Politics

Chile’s top diplomat resigns after absence during migrant crisis criticized

Santiago, Feb 6 (EFE).- Chilean Foreign Minister Andres Allamand resigned Sunday amid criticism that he was absent from the country while a serious migration crisis developed on the country’s northern border.

Allamand told reporters that his trip to Spain sparked “a series of criticisms that are affecting the government … and, by the way, are trying to discredit the work of the Foreign Ministry. Likewise, such criticism not only has distorted the activities that (the ministry) has carried out abroad but have contributed to inappropriately raising tensions in the political sphere.”

“This moment marks the definitive end of my long career in national politics,” he added.

The first questions from the political opposition were raised after it became known that Allamand was in Madrid last Thursday in his capacity as Ibero-American general secretary-elect to meet with Spanish Foreign Affairs, European Union and International Cooperation Minister Jose Manuel Albares.

In the judgment of his parliamentary opponents, as Socialist Party lawmaker Jaime Naranjo said, Allamand’s trip constitutes a “noteworthy abandonment of his duties” and he refused to rule out pushing forward with further legal and constitutional measures against the National Renewal (RN) politician.

“He should have resigned when he assumed an international post in Madrid and (should not have been) an absent foreign relations minister,” Christian Democratic lawmaker Gabriel Ascencio said at the time.

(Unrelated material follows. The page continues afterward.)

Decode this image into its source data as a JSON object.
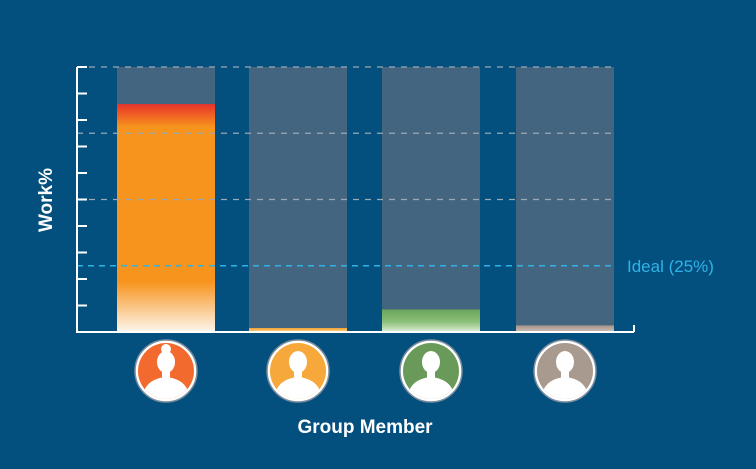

Meanwhile, the government of Sebastian Piñera sidestepped the criticism saying that the now-former foreign minister had been making use of his legally provided leave to go abroad.

“I know two key things, he is on vacation and he will take over the post he’s going to assume in April. Perhaps he took advantage of doing some work (on that), or the photos (of the meeting) say something else. OK, he will have to clear that up upon his return,” Interior Minister Rodrigo Delgado told local media outlets.

According to the government, the deputy foreign relations minister, Carolina Valdivia, will replace Allamand, this coming just a little over a month before the end of Piñera’s presidential term.

Since February 2021, the Cochane and Pisiga Carpa zone located in the altiplano in far northern Chile, has been the epicenter of an immigration crisis that has become more acute over the past three months with, at present, hundreds of undocumented migrants camped out in public spaces in several northern cities.

The migrants, who are living in precarious conditions, have suffered xenophobic attacks by violent groups like the one that took place last September when the attackers burned the tents and personal belongings of a group of Venezuelans after staging an “anti-immigrant” march.

According to Chile’s Foreign Affairs and Migration Department, there are 1.4 million migrants in the South American country, equivalent to more than 7 percent of the population and among whom Venezuelans are the most numerous, followed by Peruvians, Haitians and Colombians.